Answers to EC protocol, DMPA impact on lipids
Puzzled about protocols for dispensing emergency contraception (EC) to male partners? Wondering about the impact of depot medroxy-progesterone acetate (DMPA, Depo-Provera, Pharmacia Corp, Peapack, NJ) on lipid levels?
The following members of Contraceptive Technology Update’s Editorial Advisory Board address these issues: Linda Dominguez, RNC, NP, assistant medical director of the Albuquerque-based Planned Parenthood of New Mexico; Andrew Kaunitz, MD, professor and assistant chair in the obstetrics and gynecology department at the University of Florida Health Science Center/ Jacksonville; Michael Rosenberg, MD, MPH, clinical professor of obstetrics and gynecology and adjunct professor of epidemiology at the University of North Carolina at Chapel Hill and president of Health Decisions, a private research firm specializing in reproductive health; and Felicia Stewart, MD, adjunct professor in the Department of Obstetrics, Gynecology, and Reproductive Sciences at the University of California San Francisco and co-director of the Center for Reproductive Health Research & Policy.
Question: I’m a public health nurse working in a family planning clinic. Within our county, we have three outlying clinics within 30-60 minutes of the metropolitan center. Those clinics are staffed only one to three days per week. On several occasions, we have had young men present in the clinics requesting EC for their girlfriends who are unwilling to come in for fear of being seen by an acquaintance in the small community. We are attempting to gather information about the possibility of dispensing EC to male partners for immediate use. Can you provide any precedence or protocols that would address this?
Dominguez: The one informal protocol that comes to mind that is similar is the provision of prescription or dispensing extra medication for treatment of sexually transmitted diseases (STDs) for recent contact partners. This has been a sanctioned practice documented in the CDC Guidelines for the Treatment of Sexually Transmitted Diseases.
Another solution would be a telephone intake by staff with the woman and then provision of prescription to local pharmacy. Your public health clinic would need to work up a procedure/protocol. Paperwork would have to be generated to establish a relationship with the patient to satisfy the need for a provider/patient interaction for prescribing regulations. Also the public health department would want to capture this patient contact for their numbers.
Rosenberg: I don’t know of any protocols, but the basic message around EC use is that it is remarkably safe and needs to be used on a timely basis. Partner treatment is an accepted component of STD treatment, and I believe that EC use should similarly be encouraged.
Stewart: Maybe the clinic could speak to the woman by telephone, and then the partner could pick it up? That way, the prescription is for the woman, and the clinician has a chance to gather confidential info directly from her, but the convenience issue is dealt with.
Question: What effect does Depo Provera have on cholesterol? Has it been found to create any problems because of the lowered estrogen effects in women who take Depo Provera for years?

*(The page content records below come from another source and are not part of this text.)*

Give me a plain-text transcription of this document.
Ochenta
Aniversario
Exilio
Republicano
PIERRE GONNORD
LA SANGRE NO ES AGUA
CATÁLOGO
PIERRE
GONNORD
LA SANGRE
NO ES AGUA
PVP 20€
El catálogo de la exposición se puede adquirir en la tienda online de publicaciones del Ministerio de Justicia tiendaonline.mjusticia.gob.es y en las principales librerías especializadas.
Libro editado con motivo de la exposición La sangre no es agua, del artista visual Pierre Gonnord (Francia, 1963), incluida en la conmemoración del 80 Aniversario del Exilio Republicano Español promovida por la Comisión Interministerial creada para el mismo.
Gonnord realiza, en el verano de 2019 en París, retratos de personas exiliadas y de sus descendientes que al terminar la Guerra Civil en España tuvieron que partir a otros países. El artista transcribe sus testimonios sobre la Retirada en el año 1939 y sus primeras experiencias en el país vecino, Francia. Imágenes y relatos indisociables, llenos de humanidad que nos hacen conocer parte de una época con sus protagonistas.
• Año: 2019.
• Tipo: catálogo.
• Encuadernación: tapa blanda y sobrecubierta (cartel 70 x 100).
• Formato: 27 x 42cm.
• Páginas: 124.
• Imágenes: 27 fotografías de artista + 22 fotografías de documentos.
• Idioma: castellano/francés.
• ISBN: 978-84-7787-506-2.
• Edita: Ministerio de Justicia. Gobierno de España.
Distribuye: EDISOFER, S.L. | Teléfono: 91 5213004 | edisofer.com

Kaunitz: Use of DMPA contraception lowers HDL levels and raises LDL levels. In contrast to use of oral contraceptives, triglycerides do not rise with use of DMPA. The clinical implications, if any, of these findings are unknown. Regarding lower estrogen production by the ovaries during use of DMPA: Bone mineral density declines during use of DMPA, then rises back toward baseline after use of inject-able contraception. This phenomenon appears similar to what happens with bone density during lactation (another state associated with lower estrogen levels). Long-term implications, including osteoporosis or fractures, have not been demonstrated to result from use of DMPA birth control.